Two weeks after Tim's burial, his father opened the
passenger's side door of the Pacer that he simply could not bear to sell. He
took the music CD from the car's CD player and pulled the scripture down that
remained on the visor. He got in his Jeep and turned Tim's favorite song up
loudly and listened through the guitar solo until he heard the soulful man's
tenor voice sing the words to this song entitled "Happy."
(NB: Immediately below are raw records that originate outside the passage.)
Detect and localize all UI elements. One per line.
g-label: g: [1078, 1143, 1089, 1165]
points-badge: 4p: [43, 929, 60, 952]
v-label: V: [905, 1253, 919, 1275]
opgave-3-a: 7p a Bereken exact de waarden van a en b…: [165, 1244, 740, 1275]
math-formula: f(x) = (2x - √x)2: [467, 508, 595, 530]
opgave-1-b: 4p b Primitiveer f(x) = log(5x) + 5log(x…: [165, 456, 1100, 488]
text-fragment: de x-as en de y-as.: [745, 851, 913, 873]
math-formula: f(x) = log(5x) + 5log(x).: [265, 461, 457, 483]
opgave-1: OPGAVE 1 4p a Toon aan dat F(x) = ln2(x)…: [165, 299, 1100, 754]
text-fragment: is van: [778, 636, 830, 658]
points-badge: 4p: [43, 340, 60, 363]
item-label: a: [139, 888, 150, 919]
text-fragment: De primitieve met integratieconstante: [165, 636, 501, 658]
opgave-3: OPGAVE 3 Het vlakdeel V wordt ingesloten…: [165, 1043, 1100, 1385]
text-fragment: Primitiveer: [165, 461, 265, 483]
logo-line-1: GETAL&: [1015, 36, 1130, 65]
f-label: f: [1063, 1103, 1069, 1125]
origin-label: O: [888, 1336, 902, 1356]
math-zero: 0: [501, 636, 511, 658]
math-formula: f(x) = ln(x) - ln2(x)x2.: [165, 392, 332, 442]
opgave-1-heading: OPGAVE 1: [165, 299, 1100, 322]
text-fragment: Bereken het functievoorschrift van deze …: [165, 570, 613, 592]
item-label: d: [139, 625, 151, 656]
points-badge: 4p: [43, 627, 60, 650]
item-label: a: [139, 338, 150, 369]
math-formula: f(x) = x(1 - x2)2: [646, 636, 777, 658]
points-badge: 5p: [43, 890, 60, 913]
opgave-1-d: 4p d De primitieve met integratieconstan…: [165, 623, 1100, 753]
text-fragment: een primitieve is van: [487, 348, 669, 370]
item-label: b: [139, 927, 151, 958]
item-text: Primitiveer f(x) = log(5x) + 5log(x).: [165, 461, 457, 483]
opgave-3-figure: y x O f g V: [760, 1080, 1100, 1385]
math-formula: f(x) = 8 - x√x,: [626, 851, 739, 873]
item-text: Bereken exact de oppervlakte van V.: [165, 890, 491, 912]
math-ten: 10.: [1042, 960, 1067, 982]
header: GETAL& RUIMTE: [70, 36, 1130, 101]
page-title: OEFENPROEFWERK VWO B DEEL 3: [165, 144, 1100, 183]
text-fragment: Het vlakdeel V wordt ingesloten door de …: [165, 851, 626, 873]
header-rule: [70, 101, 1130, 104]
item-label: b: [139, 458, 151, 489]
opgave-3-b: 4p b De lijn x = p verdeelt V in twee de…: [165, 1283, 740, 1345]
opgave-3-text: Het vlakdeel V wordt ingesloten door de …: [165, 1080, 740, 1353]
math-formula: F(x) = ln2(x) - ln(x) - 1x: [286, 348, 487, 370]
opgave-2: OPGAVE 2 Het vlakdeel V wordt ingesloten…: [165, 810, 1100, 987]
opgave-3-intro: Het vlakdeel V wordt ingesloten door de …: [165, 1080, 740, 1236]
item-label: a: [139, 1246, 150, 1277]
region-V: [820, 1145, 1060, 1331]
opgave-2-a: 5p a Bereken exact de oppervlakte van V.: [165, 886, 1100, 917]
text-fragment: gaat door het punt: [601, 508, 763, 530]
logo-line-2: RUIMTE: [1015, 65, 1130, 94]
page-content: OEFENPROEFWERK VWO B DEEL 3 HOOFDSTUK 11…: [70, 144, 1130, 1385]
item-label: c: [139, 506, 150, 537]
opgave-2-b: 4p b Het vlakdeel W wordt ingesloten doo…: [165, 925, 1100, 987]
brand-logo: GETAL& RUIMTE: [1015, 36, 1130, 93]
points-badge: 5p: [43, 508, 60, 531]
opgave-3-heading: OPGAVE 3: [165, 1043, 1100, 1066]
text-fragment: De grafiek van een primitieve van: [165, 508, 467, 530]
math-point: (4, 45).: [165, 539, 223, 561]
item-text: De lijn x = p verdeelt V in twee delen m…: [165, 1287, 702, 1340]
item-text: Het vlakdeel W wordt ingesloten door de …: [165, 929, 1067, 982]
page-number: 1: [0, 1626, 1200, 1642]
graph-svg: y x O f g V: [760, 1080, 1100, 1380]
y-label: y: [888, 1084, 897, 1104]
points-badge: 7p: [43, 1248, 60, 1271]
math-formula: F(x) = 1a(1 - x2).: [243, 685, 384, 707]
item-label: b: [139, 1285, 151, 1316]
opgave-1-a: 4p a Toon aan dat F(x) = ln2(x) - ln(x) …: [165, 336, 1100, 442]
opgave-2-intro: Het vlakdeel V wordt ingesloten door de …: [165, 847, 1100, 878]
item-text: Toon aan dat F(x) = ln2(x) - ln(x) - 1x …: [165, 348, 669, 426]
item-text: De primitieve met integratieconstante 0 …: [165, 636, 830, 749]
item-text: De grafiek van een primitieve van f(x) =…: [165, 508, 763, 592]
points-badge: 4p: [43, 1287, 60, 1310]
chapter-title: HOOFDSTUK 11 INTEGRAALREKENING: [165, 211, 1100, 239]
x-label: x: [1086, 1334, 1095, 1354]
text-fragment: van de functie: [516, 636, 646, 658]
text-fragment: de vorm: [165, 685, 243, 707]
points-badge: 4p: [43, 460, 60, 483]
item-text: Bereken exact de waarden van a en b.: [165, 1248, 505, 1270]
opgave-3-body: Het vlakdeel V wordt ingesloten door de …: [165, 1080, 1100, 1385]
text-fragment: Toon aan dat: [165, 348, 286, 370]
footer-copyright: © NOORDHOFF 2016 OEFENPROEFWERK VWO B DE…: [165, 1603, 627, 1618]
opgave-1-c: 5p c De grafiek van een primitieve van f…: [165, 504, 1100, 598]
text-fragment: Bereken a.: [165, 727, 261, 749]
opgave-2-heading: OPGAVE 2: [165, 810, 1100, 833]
The lyrics rang out joyfully, "I'm so happy Lord;
I'm so grateful Lord since You came to me; You set me free and You welcomed me,
in Your family..."
He listened to the song repeatedly for a solid hour before
he pulled his new Jeep he'd selfishly bought only three days after Tim so
happily bought his old beat up AMC Pacer. The Jeep meant nothing to him but as
he pulled the scripture out of his shirt pocket, he knew what Tim had been
trying to tell him for so many years. Tearfully he read the pin-punctured
note's words: "A happy heart makes the face cheerful, but heartache
crushes the spirit." Proverbs 15:13
Dear Lord, help us to take the time to listen to the
end. We pray that we would be cheerful
in all that we do. In Jesus’ Name, Amen.